Nesse estágio maduro do ciclo econômico, o ambiente para ganhos corporativos permanecerá desafiado. Os custos estruturalmente mais altos da mudança dos fluxos comerciais globais já impactaram as margens. Mercados de trabalho apertados continuarão a fazer o mesmo. Sem catalisadores para empurrar o crescimento econômico acima dos níveis atuais, será difícil manter um nível positivo de crescimento de ganhos.

Nada disso significa que as perspectivas para as ações sejam necessariamente negativas. A mudança na política monetária do Fed e de muitos outros bancos centrais ao redor do mundo mudou as avaliações relativas em favor dos ativos de risco. Embora o Fed provavelmente interrompa novos cortes nas taxas de juros, o cenário está pronto para uma fase mais rápida de crescimento na oferta de moeda. A continua recompra de ações pode impulsionar o mercado por algum tempo.

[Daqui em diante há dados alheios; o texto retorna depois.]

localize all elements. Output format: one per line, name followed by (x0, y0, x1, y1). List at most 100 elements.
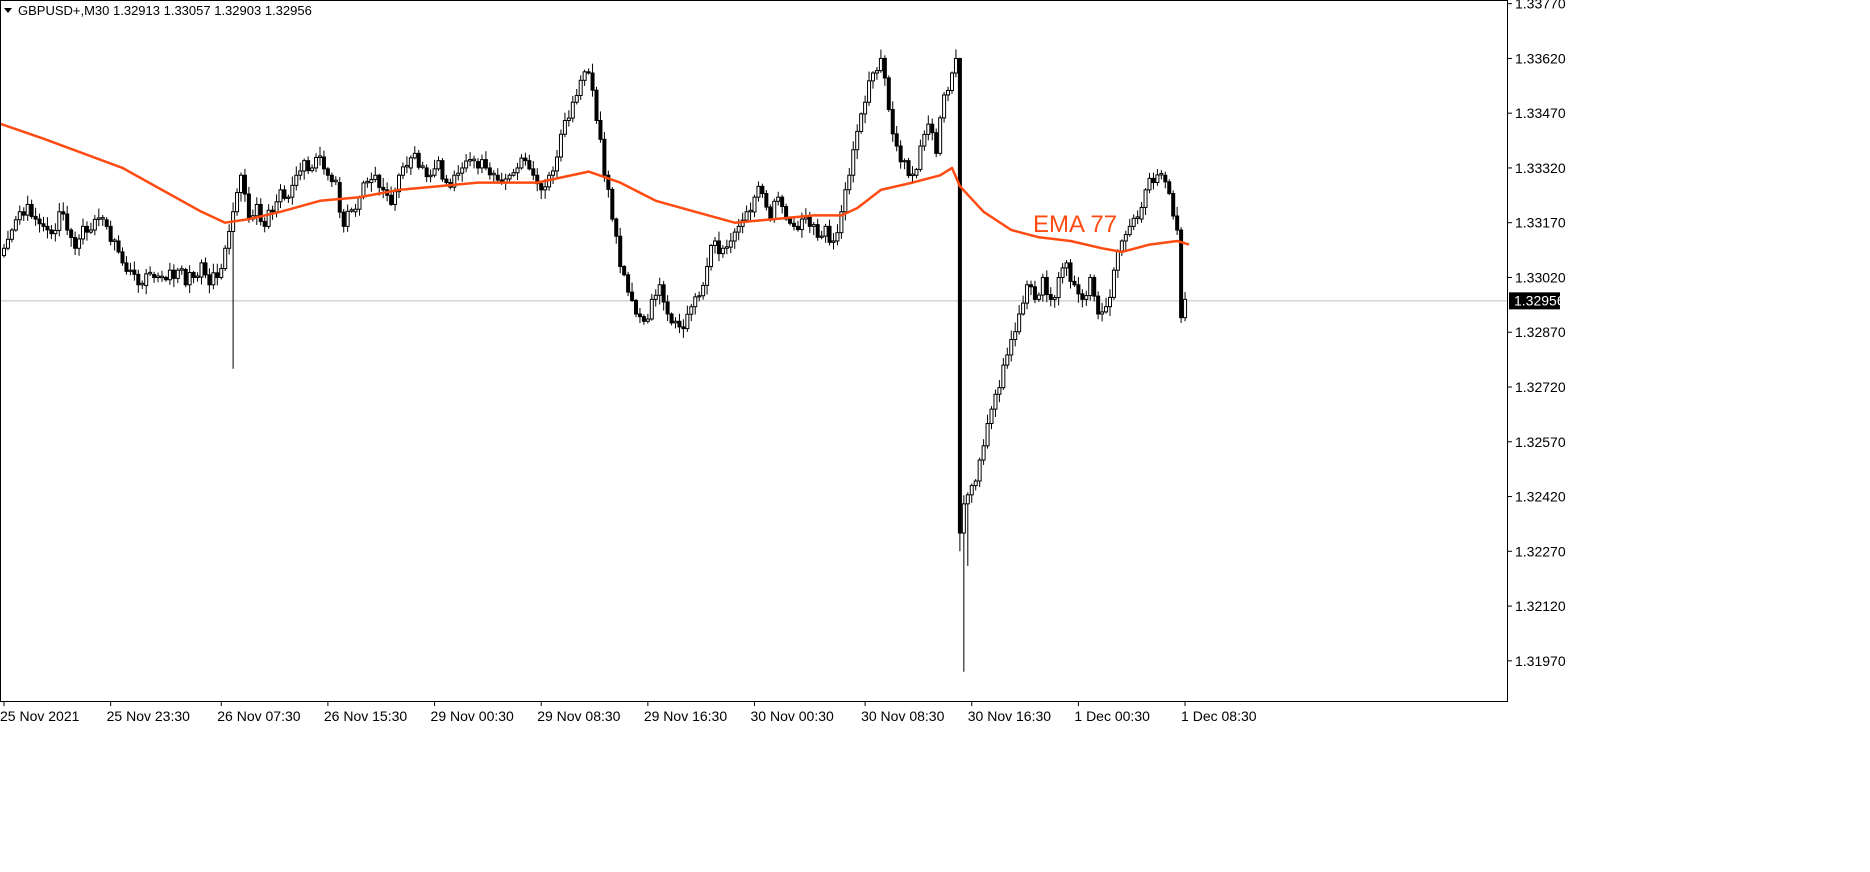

Os mercados podem permanecer desassociados dos fundamentos por algum tempo. Ou, como Keynes colocou de forma memorável, os mercados podem permanecer irracionais por mais tempo do que você pode permanecer solvente. Reconhecemos que ser cauteloso no ano passado nos levou a perder parte do desempenho. No longo prazo, no entanto, acreditamos que é melhor ficar de olho nos fundamentos e na alocação estratégica de ativos.